On the following day they rode out of the river valley and into the mountains, following the courses of streams that tumbled down from the highest slopes. Shepherds’ paths led through woods of oak and ash, ascending to dense forests of beech and black maple; here and there lay the ruins of tribal villages, abandoned to wolves and bears. Sometimes Quintus sensed watching eyes, and once he glimpsed men dressed in furs retreating into the silence of the trees—beleaguered tribesmen who recognized a Stone priest and gave up any notion of attacking the intruders.
For the next two weeks he drove his escort mercilessly, pushing the horses to the limits of their endurance. He kept his distance from the soldiers, who had long since lost any desire to exchange companionable banter with their royal charge. The priest ceased his complaints and clung to his mount with grim determination.
Gradually they worked their way north, passing beneath bare peaks that jutted from green mantles of fir and pine. Quintus found evidence of deserted rebel encampments but little sign of recent activity. Over the years the number of insurgents had been severely reduced, and Buteo’s followers had been driven into the most isolated recesses of the Apennini.
Quintus had hoped he would encounter a raider band before he was compelled to lead the priest and soldiers to the rebels’ most secret hold. He was fast running out of options. Three weeks into the search, on a moonlit night when the priest had fallen into a deep and exhausted sleep, he discovered a single boot track on the bank of a stream. He kept the knowledge to himself and pressed on.

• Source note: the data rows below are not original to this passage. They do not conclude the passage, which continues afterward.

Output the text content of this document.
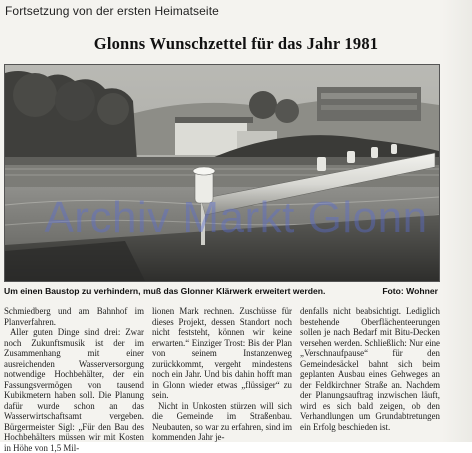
Fortsetzung von der ersten Heimatseite
Glonns Wunschzettel für das Jahr 1981
Um einen Baustop zu verhindern, muß das Glonner Klärwerk erweitert werden.	Foto: Wohner

Schmiedberg und am Bahnhof im Planverfahren.

Aller guten Dinge sind drei: Zwar noch Zukunftsmusik ist der im Zusammenhang mit einer ausreichenden Wasserversorgung notwendige Hochbehälter, der ein Fassungsvermögen von tausend Kubikmetern haben soll. Die Planung dafür wurde schon an das Wasserwirtschaftsamt vergeben. Bürgermeister Sigl: „Für den Bau des Hochbehälters müssen wir mit Kosten in Höhe von 1,5 Mil-

lionen Mark rechnen. Zuschüsse für dieses Projekt, dessen Standort noch nicht feststeht, können wir keine erwarten.“ Einziger Trost: Bis der Plan von seinem Instanzenweg zurückkommt, vergeht mindestens noch ein Jahr. Und bis dahin hofft man in Glonn wieder etwas „flüssiger“ zu sein.

Nicht in Unkosten stürzen will sich die Gemeinde im Straßenbau. Neubauten, so war zu erfahren, sind im kommenden Jahr je-

denfalls nicht beabsichtigt. Lediglich bestehende Oberflächenteerungen sollen je nach Bedarf mit Bitu-Decken versehen werden. Schließlich: Nur eine „Verschnaufpause“ für den Gemeindesäckel bahnt sich beim geplanten Ausbau eines Gehweges an der Feldkirchner Straße an. Nachdem der Planungsauftrag inzwischen läuft, wird es sich bald zeigen, ob den Verhandlungen um Grundabtretungen ein Erfolg beschieden ist.

Archiv Markt Glonn
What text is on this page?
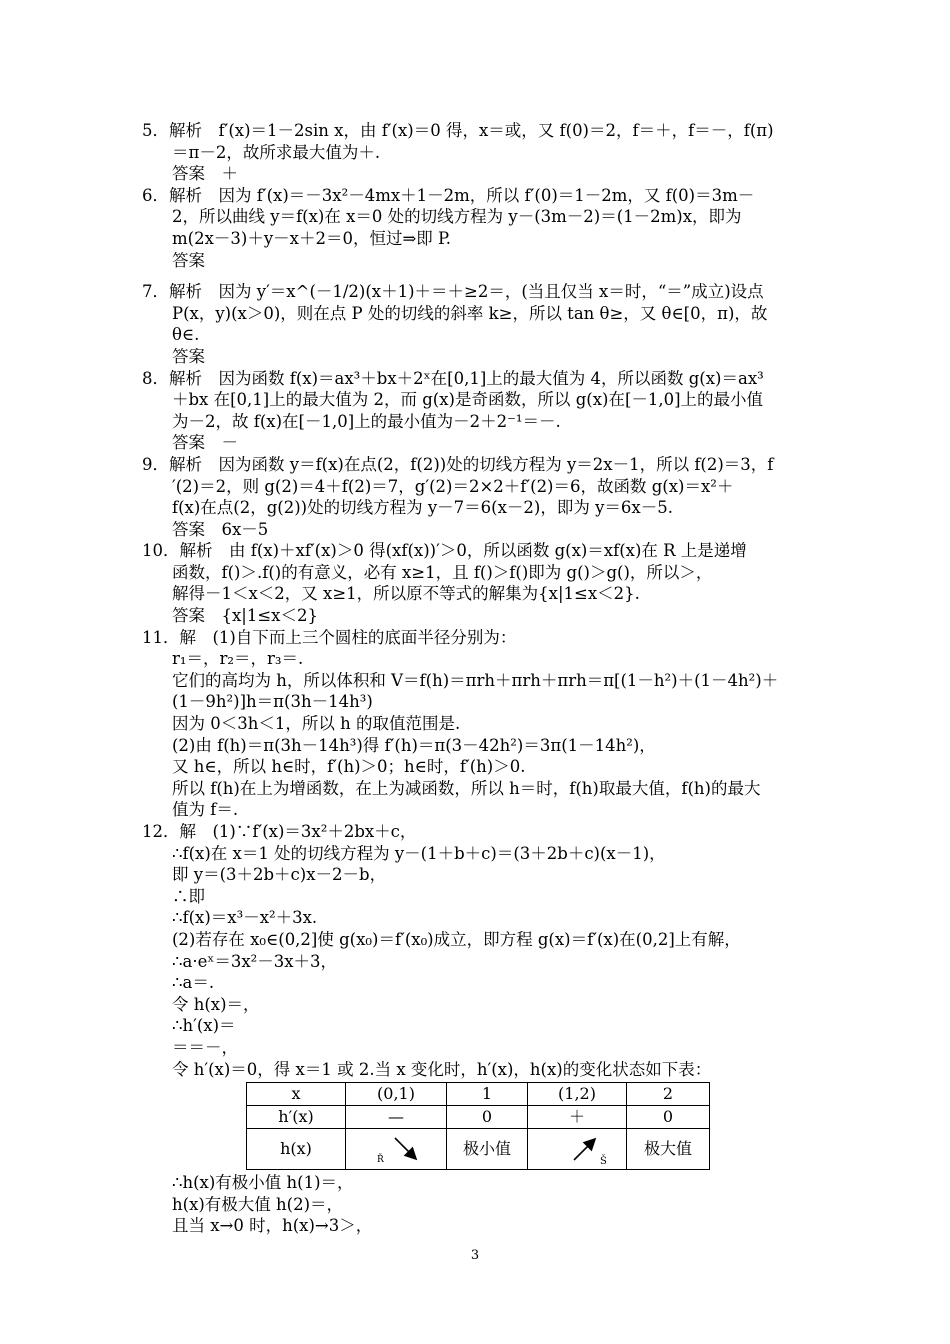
5．解析　f′(x)＝1－2sin x，由 f′(x)＝0 得，x＝或，又 f(0)＝2，f＝＋，f＝－，f(π)
＝π－2，故所求最大值为＋.
答案　＋
6．解析　因为 f′(x)＝－3x²－4mx＋1－2m，所以 f′(0)＝1－2m，又 f(0)＝3m－
2，所以曲线 y＝f(x)在 x＝0 处的切线方程为 y－(3m－2)＝(1－2m)x，即为
m(2x－3)＋y－x＋2＝0，恒过⇒即 P.
答案
7．解析　因为 y′＝x^(－1/2)(x＋1)＋＝＋≥2＝，(当且仅当 x＝时，“＝”成立)设点
P(x，y)(x＞0)，则在点 P 处的切线的斜率 k≥，所以 tan θ≥，又 θ∈[0，π)，故
θ∈.
答案
8．解析　因为函数 f(x)＝ax³＋bx＋2ˣ在[0,1]上的最大值为 4，所以函数 g(x)＝ax³
＋bx 在[0,1]上的最大值为 2，而 g(x)是奇函数，所以 g(x)在[－1,0]上的最小值
为－2，故 f(x)在[－1,0]上的最小值为－2＋2⁻¹＝－.
答案　－
9．解析　因为函数 y＝f(x)在点(2，f(2))处的切线方程为 y＝2x－1，所以 f(2)＝3，f
′(2)＝2，则 g(2)＝4＋f(2)＝7，g′(2)＝2×2＋f′(2)＝6，故函数 g(x)＝x²＋
f(x)在点(2，g(2))处的切线方程为 y－7＝6(x－2)，即为 y＝6x－5.
答案　6x－5
10．解析　由 f(x)＋xf′(x)＞0 得(xf(x))′＞0，所以函数 g(x)＝xf(x)在 R 上是递增
函数，f()＞.f()的有意义，必有 x≥1，且 f()＞f()即为 g()＞g()，所以＞，
解得－1＜x＜2，又 x≥1，所以原不等式的解集为{x|1≤x＜2}.
答案　{x|1≤x＜2}
11．解　(1)自下而上三个圆柱的底面半径分别为：
r₁＝，r₂＝，r₃＝.
它们的高均为 h，所以体积和 V＝f(h)＝πrh＋πrh＋πrh＝π[(1－h²)＋(1－4h²)＋
(1－9h²)]h＝π(3h－14h³)
因为 0＜3h＜1，所以 h 的取值范围是.
(2)由 f(h)＝π(3h－14h³)得 f′(h)＝π(3－42h²)＝3π(1－14h²)，
又 h∈，所以 h∈时，f′(h)＞0；h∈时，f′(h)＞0.
所以 f(h)在上为增函数，在上为减函数，所以 h＝时，f(h)取最大值，f(h)的最大
值为 f＝.
12．解　(1)∵f′(x)＝3x²＋2bx＋c，
∴f(x)在 x＝1 处的切线方程为 y－(1＋b＋c)＝(3＋2b＋c)(x－1)，
即 y＝(3＋2b＋c)x－2－b，
∴即
∴f(x)＝x³－x²＋3x.
(2)若存在 x₀∈(0,2]使 g(x₀)＝f′(x₀)成立，即方程 g(x)＝f′(x)在(0,2]上有解，
∴a·eˣ＝3x²－3x＋3，
∴a＝.
令 h(x)＝，
∴h′(x)＝
＝＝－，
令 h′(x)＝0，得 x＝1 或 2.当 x 变化时，h′(x)，h(x)的变化状态如下表：
x	(0,1)	1	(1,2)	2
h′(x)	—	0	＋	0
h(x)	Ř	极小值	Š	极大值
∴h(x)有极小值 h(1)＝，
h(x)有极大值 h(2)＝，
且当 x→0 时，h(x)→3＞，
3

The ambush came almost too late. The soldiers muttered to each other as Quintus preceded them into a cleft cut between two sheer limestone cliffs, and the horses balked and tossed their heads. The priest refused to enter the crevice. By the time one of the guards decided to force Quintus to retreat, he and his companions were already trapped.
Quintus clenched his fists on the reins and listened with bleak horror as men died, struck down like sheep on a sacrificial altar. A horse squealed and plunged past him, riderless. Harsh voices echoed among the rocks. He dismounted, locked his muscles and waited to defend his life.